April 14, 2020 Practice Points

Dealing with Essential Business Inquiries During COVID-19

Some tips you can give your clients on how to address external and internal questions on whether they are essential to public health and safety.

By Annie Chuang and Chris Johnson

We are monitoring the coronavirus (COVID-19) situation as it relates to law and litigation. Find more resources and articles on our COVID-19 portal. For the duration of the crisis, all coronavirus-related articles are outside the Section of Litigation paywall and available to all readers.

As the urgency of the COVID-19 crisis grows, attorneys and their clients should expect that employees and government officials will need assurances that the clients’ businesses are essential to public health and safety. Here are some tips you can give your clients on how to deal with these inquiries.

Dealing with External Inquiries

  • Be ready to provide documents. It is critical that you are readily able to provide documents that support a showing that your business is an essential business. Over 30 states have released lists detailing what types of businesses are permitted to remain open. The documents you should be able to provide include:
    • A copy of your state’s designated list of essential businesses.
    • A letter written which includes the corporate letterhead. The letter should do the following:
      • Identify the critical sector your business belongs to.
      • Pinpoint why the work being conducted ensures continuity of functions critical to public health and safety, as well as economic and national security.
      • Provide the contact name and phone number of a person who the official may reach out to.
      • Note compliance with Center for Disease Control (CDC), Occupational Safety and Health Administration, and state and county guidelines.
  • Carefully take local guidance into account. Businesses should carefully review their county’s shelter in place order as well as county websites, which often provide answers to frequently asked questions concerning essential business operations.

Dealing with Internal Inquiries

  • Educate employees on practical issues.

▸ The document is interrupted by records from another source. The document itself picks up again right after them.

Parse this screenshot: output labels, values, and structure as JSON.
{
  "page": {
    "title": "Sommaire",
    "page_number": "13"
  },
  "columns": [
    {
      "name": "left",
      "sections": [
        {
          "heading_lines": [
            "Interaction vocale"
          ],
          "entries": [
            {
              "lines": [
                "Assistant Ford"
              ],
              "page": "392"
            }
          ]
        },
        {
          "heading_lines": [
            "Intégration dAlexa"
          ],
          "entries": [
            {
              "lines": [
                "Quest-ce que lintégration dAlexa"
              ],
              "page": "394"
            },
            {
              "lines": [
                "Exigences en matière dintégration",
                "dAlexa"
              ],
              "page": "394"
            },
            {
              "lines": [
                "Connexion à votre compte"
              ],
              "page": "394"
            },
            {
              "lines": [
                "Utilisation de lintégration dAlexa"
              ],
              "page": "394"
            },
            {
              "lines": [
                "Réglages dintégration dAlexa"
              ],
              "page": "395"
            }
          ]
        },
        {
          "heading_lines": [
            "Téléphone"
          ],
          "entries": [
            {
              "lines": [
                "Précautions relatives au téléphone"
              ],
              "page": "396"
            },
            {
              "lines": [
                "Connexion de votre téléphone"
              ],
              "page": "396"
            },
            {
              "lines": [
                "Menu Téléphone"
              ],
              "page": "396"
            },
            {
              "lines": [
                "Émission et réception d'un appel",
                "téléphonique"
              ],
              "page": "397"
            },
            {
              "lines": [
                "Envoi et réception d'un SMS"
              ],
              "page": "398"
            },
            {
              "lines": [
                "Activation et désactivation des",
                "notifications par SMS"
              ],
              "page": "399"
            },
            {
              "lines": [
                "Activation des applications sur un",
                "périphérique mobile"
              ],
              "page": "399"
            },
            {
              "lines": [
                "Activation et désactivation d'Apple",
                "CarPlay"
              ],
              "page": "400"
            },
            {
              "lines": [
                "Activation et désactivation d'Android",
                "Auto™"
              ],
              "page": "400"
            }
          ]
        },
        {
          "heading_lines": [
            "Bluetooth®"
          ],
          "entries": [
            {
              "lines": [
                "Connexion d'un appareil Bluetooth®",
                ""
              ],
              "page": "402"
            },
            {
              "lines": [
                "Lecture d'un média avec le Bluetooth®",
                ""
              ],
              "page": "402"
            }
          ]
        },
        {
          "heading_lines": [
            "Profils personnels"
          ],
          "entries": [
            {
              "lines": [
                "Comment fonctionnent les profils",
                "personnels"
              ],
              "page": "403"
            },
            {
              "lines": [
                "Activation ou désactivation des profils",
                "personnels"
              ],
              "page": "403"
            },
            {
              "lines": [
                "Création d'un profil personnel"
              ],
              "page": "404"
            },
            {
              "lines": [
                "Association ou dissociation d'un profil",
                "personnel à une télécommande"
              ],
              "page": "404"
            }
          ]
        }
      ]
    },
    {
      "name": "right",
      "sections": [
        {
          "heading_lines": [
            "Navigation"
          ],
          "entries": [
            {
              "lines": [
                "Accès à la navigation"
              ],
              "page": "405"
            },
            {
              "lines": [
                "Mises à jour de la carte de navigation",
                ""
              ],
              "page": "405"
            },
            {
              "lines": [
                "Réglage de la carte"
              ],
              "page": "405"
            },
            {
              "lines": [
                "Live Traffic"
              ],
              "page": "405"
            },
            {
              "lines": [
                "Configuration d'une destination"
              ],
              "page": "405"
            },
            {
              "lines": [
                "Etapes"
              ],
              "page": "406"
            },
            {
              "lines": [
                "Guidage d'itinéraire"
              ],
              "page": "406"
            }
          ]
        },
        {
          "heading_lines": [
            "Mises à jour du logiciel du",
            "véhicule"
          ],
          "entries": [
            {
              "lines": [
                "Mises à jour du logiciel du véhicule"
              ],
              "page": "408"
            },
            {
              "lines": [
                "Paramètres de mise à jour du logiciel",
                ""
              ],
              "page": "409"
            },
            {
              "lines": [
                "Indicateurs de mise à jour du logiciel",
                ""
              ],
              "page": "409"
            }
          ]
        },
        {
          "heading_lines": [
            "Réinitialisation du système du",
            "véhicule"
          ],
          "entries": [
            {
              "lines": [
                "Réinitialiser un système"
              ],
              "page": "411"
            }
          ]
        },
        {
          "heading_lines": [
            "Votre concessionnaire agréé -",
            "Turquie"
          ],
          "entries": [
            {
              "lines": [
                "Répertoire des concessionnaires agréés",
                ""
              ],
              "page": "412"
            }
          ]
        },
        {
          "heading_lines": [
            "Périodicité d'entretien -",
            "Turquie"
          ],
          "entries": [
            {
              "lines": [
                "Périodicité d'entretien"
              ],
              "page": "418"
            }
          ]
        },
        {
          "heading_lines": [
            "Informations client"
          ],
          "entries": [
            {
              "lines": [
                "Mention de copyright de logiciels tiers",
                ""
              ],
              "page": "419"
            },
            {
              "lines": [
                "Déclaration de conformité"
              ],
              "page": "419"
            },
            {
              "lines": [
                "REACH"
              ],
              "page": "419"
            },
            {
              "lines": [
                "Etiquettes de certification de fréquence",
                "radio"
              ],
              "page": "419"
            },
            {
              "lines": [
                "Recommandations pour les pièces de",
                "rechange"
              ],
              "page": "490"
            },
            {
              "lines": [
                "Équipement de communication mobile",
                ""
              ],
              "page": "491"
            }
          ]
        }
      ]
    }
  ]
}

In order to ensure that the business continues to operate smoothly, it is critical to explain to employees why your business is an essential business. Additionally, provide employees with a contact name and phone number of a person they can contact if they have questions about their employment. As these changes are likely, you should inform employees about any changes to the work schedules, cafeteria arrangements, and delivery protocols. If employees must travel to and from work, provide employees with letter on the corporate letterhead stating they are essential workers. Most importantly, educate employees on how they can reduce the spread of COVID-19. The CDC has created several action steps employees can take to protect themselves at work and at home.
  • Notify employees of their obligations. There are many things you can ask of your employees to keep your business and others from spreading the virus.
    • You may require employees to self-report. The CDC has stated that at the very minimum, any staff should immediately notify their supervisor and the local health department if they develop symptoms of COVID-19.
    • You may ask employees about potential infection and related travel. The Americans with Disabilities Act (ADA) prohibits employers from asking employees about their health and medical conditions. However, the Pandemic Preparedness in the Workplace and the Americans with Disabilities Act guidance issued by the U.S. Equal Employment Opportunity Commission (EEOC) provides that during a pandemic, exceptions to the ADA’s restrictions on employer health inquiries allow employers to inquire about an employee’s potential infection with the disease and related travel.
    • You may require a temperature test. The EEOC and CDC have confirmed that measuring employees’ body temperatures is permissible given the current circumstances.
    • You may require employees adopt infection control procedures and wear personal protective equipment. The EEOC has advised that where an employee with a disability needs a related reasonable accommodation under the ADA (e.g., non-latex gloves, or gowns designed for individuals who use wheelchairs), the employer should provide these, absent undue hardship.

The first step in implementing a communication protocol concerning COVID-19 and future pandemics is to anticipate the questions that stakeholders and officials may have. Here, attorneys should be able to identify why their client is an essential businesses and what changes employees should expect. 

Annie Chuang and Chris Johnson are partners at Shook, Hardy, & Bacon LLP’s San Francisco office.